Streiks im Einzel- und Versandhandel in Mitteldeutschland gehen weiter

Tarifverhandlungen | Arbeitswelt - Sonstiges
von hallelife.de | Redaktion

Verkäuferinnen in Südthüringen und Beschäftigte von Amazon in Leipzig im Streik

Seit gestern streiken rund 400 Beschäftigte des Versandhandelsriesen Amazon in Leipzig für eine faire Bezahlung nach dem Tarifvertrag des Einzel- und Versandhandels. Der Streik geht heute (Mittwoch) bis zum Ende der Nachtschicht weiter.

 

Gleichzeitig streiken die Beschäftigten von Kaufland in Suhl und Hildburghausen. „Montag und Dienstag waren Beschäftigte von verschiedenen Kaufländern, H&M Modefachmärkten, netto und Aldi im Leipziger Raum im Streik. In Burgstädt verließen die Beschäftigten von Kaufland nach einer Betriebsversammlung den Markt“, so ver.di Verhandlungsführer Jörg Lauenroth-Mago. „Es ärgert uns, wie die Arbeitgeber sich von einer Verhandlung zur anderen schleppen, ohne sich wirklich zu bewegen. Die Stimmung unter den Beschäftigten ist aufgeheizt. In den letzten 20 Monaten gab es Umsatzsteigerungen im Handel wie noch nie und die Arbeitgeber verstecken sich hinter der Krise und verweigern faire Angebote“.
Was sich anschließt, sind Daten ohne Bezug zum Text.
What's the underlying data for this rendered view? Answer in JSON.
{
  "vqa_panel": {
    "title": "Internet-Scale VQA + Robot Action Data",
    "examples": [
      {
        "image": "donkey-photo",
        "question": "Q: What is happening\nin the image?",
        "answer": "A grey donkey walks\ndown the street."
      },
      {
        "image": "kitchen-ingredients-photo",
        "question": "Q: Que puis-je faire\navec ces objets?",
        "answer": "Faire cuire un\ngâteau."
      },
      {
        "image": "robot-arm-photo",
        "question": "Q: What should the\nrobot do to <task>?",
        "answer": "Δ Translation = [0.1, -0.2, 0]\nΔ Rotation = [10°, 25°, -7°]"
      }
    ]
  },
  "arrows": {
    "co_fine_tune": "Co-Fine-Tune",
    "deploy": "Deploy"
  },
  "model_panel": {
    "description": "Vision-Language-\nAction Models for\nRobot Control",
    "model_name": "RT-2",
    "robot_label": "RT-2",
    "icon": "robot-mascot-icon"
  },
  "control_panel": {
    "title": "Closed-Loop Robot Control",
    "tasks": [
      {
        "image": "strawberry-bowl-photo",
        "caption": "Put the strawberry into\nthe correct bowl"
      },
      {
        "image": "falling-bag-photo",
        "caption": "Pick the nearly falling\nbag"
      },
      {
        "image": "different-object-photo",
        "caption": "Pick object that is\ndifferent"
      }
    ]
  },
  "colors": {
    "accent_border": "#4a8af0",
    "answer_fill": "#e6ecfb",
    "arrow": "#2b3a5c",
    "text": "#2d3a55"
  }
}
„Widerstand gegen diese Blockadehaltung der Arbeitgeber gibt es in allen Teilen Thüringens. Heute findet die Streikkundgebung vor dem Suhler Kaufland statt. Auch hier sind die Beschäftigten völlig erbost darüber,  wie wenig Erhöhung sie für so viel mehr Arbeit bekommen sollen“, so ver.di Streikleiter Matthias Adorf.

„Bis zum Ende der Woche wird in verschiedenen Regionen Mitteldeutschlands weiter gestreikt. Mit diesen Streiks wollen wir den Druck auf die Tarifverhandlungen erhöhen, die am 4. Oktober in Leipzig weitergehen“, so Lauenroth-Mago.

„Für uns ist klar, es muss zu einer echten Reallohnerhöhung in diesem Jahr kommen. Eine 2-Klassen-Gesellschaft wird es mit uns nicht geben“, so ver.di Verhandlungsführer Jörg Lauenroth-Mago.

Im Einzelhandel- und Versandhandel bieten die Arbeitgeber im ersten Jahr bei 2 Nullmonaten 2 % zum 1. August und eine sogenannte Coronaprämie von 150 Euro. Im zweiten Jahr werden im Einzelhandel 1,4 % zum 1.6.22 angeboten.

Die ver.di fordert u.a. eine Erhöhung der Löhne und Gehälter um 4,5 Prozent plus 45 Euro monatlich. Darüber hinaus soll ein rentenfestes Mindestentgelt von 12,50 Euro pro Stunde festgeschrieben werden. Die Tarifverträge sollen für alle gelten und müssen dafür allgemeinverbindlich erklärt werden.